Friday, September 12, 2014
Wes and Me, and Search
Carnegie Mellon U., Dept. of Philosophy
3:30 pm, 817R Cathedral of Learning
Abstract: The first part of this lecture will offer some remembrances of my years with Wes Salmon. In the second part I will suggest that the logical tradition in philosophy of science of the first half of the 20th century was implicitly an attempt to characterize a universal search space for all of science. There is, so far as we know, no such universal search space, but science historically and today has many local, miniature variants of the logical empiricists' grand schemes. The automation of statistical search methods is moving the "creative" part of science away from conjecturing particular theories and towards framing hypothesis spaces of alternative models and their connections with kinds of data so that feasible methods can extract true information--if it is in the hypothesis space at all.
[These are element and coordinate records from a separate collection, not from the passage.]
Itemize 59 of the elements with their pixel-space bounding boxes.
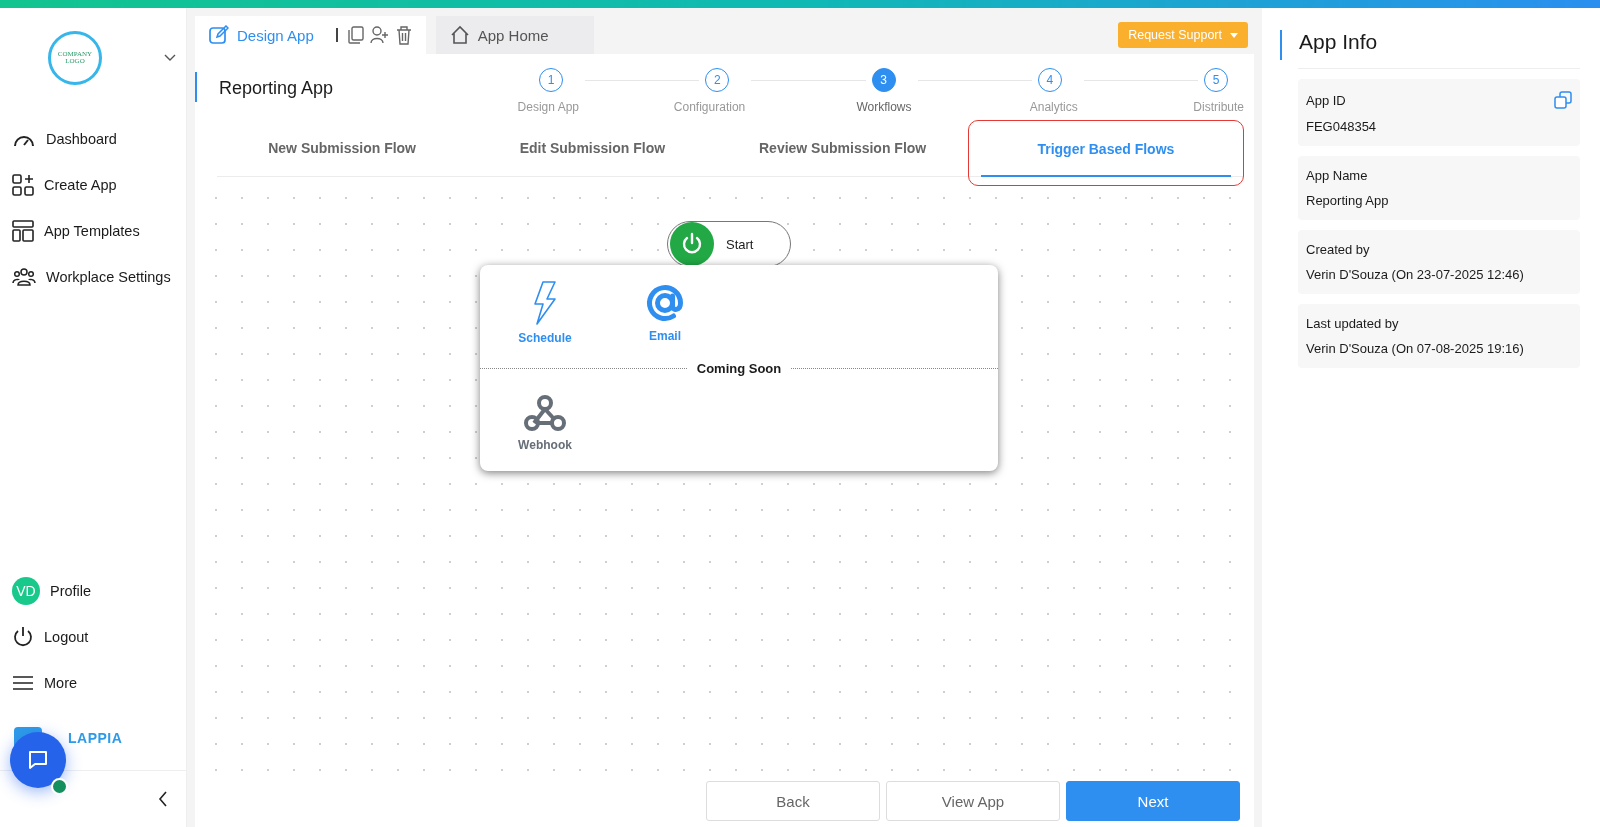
add-user-icon[interactable] [369,26,390,44]
copy-icon[interactable] [347,26,364,44]
field-label: Created by [1306,242,1370,257]
online-status-dot [51,778,68,795]
start-node[interactable]: Start [667,221,791,267]
footer-button[interactable]: View App [886,781,1060,821]
field-label: App Name [1306,168,1368,183]
flow-tab[interactable]: New Submission Flow [217,126,468,174]
copy-icon[interactable] [1554,91,1572,109]
chevron-down-icon[interactable] [164,54,176,62]
logout-link[interactable]: Logout [0,624,186,650]
field-value: FEG048354 [1306,119,1378,134]
field-value: Verin D'Souza (On 23-07-2025 12:46) [1306,267,1525,282]
step-label: Design App [517,100,579,114]
home-icon [449,25,470,45]
step-label: Configuration [673,100,746,114]
lightning-icon [533,280,557,325]
people-icon [12,267,36,287]
trash-icon[interactable] [395,25,412,45]
app-tab[interactable]: Design App [195,16,426,54]
section-label: Coming Soon [696,360,782,376]
caret-icon [1230,32,1238,38]
profile-link[interactable]: VD Profile [0,578,186,604]
step-label: Workflows [856,100,912,114]
chat-button[interactable] [10,732,66,788]
field-value: Reporting App [1306,193,1390,208]
power-icon [12,626,34,648]
nav-item[interactable]: Create App [0,172,186,198]
nav-item[interactable]: Workplace Settings [0,264,186,290]
at-sign-icon [645,282,685,323]
divider-icon [335,28,338,42]
flow-tab[interactable]: Edit Submission Flow [467,126,718,174]
step-number[interactable]: 3 [871,68,896,92]
step-label: Analytics [1029,100,1078,114]
field-label: App ID [1306,92,1346,108]
collapse-icon[interactable] [158,791,168,807]
app-title: Reporting App [219,78,335,99]
brand-name: LAPPIA [68,730,123,746]
edit-icon [209,25,229,45]
grid-plus-icon [12,174,34,196]
panel-title: App Info [1299,30,1378,54]
trigger-option[interactable]: Schedule [510,280,580,345]
app-tab[interactable]: App Home [435,16,594,54]
webhook-icon [524,394,566,433]
nav-item[interactable]: Dashboard [0,126,186,152]
step-label: Distribute [1193,100,1244,114]
trigger-option[interactable]: Email [630,282,700,343]
footer-button[interactable]: Back [706,781,880,821]
chat-icon [26,748,50,772]
menu-icon [12,675,34,691]
more-link[interactable]: More [0,670,186,696]
trigger-option: Webhook [510,394,580,453]
layout-icon [12,220,34,242]
avatar: VD [12,577,40,605]
flow-tab[interactable]: Review Submission Flow [717,126,968,174]
field-value: Verin D'Souza (On 07-08-2025 19:16) [1306,341,1525,356]
field-label: Last updated by [1306,316,1399,331]
nav-item[interactable]: App Templates [0,218,186,244]
next-button[interactable]: Next [1066,781,1240,821]
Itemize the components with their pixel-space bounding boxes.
I suggest (well, something stronger than suggest) that the chief way in which philosophy of science can actually aid science is through the characterization of "search spaces" and the description of methods to search them. The results include reconstructions of how various scientific theories could be rationally justified, methods for addressing contemporary scientific problems, including a host of strategies for searching for causal relationships. I will give examples motivated by or directly applying philosophical work to: particle physics, space physics, classical cognitive neuropsychology, genomics, phylogeny, climate science, and brain imaging. Or at least some of these examples.